The factors that led to the practice being rated as outstanding overall applied to all the population groups, therefore the practice is rated as outstanding for the care of working age people (including those recently retired and students).

  • The needs of these populations had been identified and the practice had adjusted the services it offered to ensure these were accessible, flexible and offered continuity of care, for example, extended opening hours.
  • The practice was proactive in offering online services as well as a full range of health promotion and screening that reflects the needs for this age group.
  • GPs took blood samples from patients’ in early morning commuter clinics if they had difficulty attending phlebotomy appointments because of their working hours.

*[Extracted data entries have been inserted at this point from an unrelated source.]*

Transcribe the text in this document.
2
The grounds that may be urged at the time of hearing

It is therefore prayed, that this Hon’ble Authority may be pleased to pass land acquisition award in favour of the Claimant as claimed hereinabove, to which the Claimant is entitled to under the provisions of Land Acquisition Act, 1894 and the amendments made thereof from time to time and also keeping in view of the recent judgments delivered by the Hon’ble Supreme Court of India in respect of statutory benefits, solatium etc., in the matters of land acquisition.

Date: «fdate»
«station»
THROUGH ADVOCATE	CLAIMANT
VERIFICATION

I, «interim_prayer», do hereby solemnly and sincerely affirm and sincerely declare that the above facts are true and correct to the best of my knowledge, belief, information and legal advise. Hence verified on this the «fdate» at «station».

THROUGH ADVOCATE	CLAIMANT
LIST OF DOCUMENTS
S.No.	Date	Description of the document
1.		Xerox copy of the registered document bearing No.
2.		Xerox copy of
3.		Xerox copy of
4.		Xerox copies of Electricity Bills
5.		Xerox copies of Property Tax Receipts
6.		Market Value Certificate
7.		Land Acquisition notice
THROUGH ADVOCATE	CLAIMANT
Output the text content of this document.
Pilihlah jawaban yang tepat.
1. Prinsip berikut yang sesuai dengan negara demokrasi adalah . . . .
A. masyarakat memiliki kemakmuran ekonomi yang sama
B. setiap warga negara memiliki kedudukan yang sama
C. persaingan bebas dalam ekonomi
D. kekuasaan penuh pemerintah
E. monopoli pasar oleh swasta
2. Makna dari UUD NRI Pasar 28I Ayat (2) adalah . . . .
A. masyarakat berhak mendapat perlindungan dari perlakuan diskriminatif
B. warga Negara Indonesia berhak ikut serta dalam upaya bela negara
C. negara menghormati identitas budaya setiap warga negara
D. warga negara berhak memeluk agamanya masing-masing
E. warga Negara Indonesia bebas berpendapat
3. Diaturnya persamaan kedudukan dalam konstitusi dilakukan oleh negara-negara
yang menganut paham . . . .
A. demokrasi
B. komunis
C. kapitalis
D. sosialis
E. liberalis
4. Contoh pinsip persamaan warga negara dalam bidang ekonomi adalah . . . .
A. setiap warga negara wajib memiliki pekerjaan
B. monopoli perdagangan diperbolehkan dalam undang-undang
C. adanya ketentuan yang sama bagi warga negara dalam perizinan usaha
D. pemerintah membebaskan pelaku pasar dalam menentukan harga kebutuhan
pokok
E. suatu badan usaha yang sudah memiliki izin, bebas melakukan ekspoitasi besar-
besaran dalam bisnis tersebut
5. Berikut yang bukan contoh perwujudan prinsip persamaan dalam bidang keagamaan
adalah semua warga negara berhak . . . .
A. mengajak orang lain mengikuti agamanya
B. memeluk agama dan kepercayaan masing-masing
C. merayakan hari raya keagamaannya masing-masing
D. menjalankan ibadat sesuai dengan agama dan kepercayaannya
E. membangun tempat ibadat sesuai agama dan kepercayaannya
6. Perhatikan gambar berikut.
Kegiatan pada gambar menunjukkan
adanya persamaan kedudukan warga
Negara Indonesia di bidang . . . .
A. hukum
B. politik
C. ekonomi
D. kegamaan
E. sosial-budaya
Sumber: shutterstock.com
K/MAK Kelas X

People experiencing poor mental health (including people with dementia)

Outstanding

Updated 30 November 2017

The factors that led to the practice being rated as outstanding overall applied to all the population groups, therefore the practice is rated as outstanding for the care of patients experiencing poor mental health (including people with dementia).

  • The practice carried out advance care planning for patients living with dementia.
  • Twenty three out of 25 patients diagnosed with dementia had had their care reviewed in a face to face meeting in the last 12 months (92%), which is higher than the national average (84%).
  • The practice specifically considered the physical health needs of patients with poor mental health and dementia. The practice had a system for monitoring repeat prescribing for patients receiving medicines for mental health needs.
  • Performance for mental health related indicators was similar to the clinical commissioning group (CCG) and national averages. For example the percentage of patients with schizophrenia, bipolar affective disorder and other psychoses who have an agreed care plan during the preceding 12 months was 100% compared with the CCG average of 92% and the national average of 89%.
  • The practice regularly worked with multi-disciplinary teams in the case management of patients experiencing poor mental health, including those living with dementia.
  • Patients at risk of dementia were identified and offered an assessment.
  • The practice had information available for patients experiencing poor mental health about how they could access various support groups and voluntary organisations.
  • The practice had a system to follow up patients who had attended accident and emergency where they may have been experiencing poor mental health.
  • Staff interviewed had a good understanding of how to support patients with mental health needs and dementia. The practice was a member of the Dementia Action Alliance a group which connects organisations and individuals, shares best practice and takes action on dementia.

People whose circumstances may make them vulnerable

Outstanding

Updated 30 November 2017

The factors that led to the practice being rated as outstanding overall applied to all the population groups, therefore the practice is rated as outstanding for the care of patients whose circumstances may make them vulnerable

  • The practice held a register of patients living in vulnerable circumstances including homeless people and those with a learning disability.
  • End of life care was delivered in a coordinated way which took into account the needs of those whose circumstances may make them vulnerable.
  • The practice offered longer appointments for patients with a learning disability.
  • The practice regularly worked with other health care professionals in the case management of vulnerable patients.
  • The practice had information available for vulnerable patients about how to access various support groups and voluntary organisations.
  • Staff we spoke with knew how to recognise signs of abuse in children, young people and adults whose circumstances may make them vulnerable. They were aware of their responsibilities regarding information sharing, documentation of safeguarding concerns and how to contact relevant agencies in normal working hours and out of hours.
  • The needs of vulnerable patients were discussed at the weekly practice meeting to ensure their needs were met.
  • The practice had a substantial number of patients from Romani Gypsy and travelling communities. They adjusted the appointments system to make it easier for patients from those communities to access healthcare.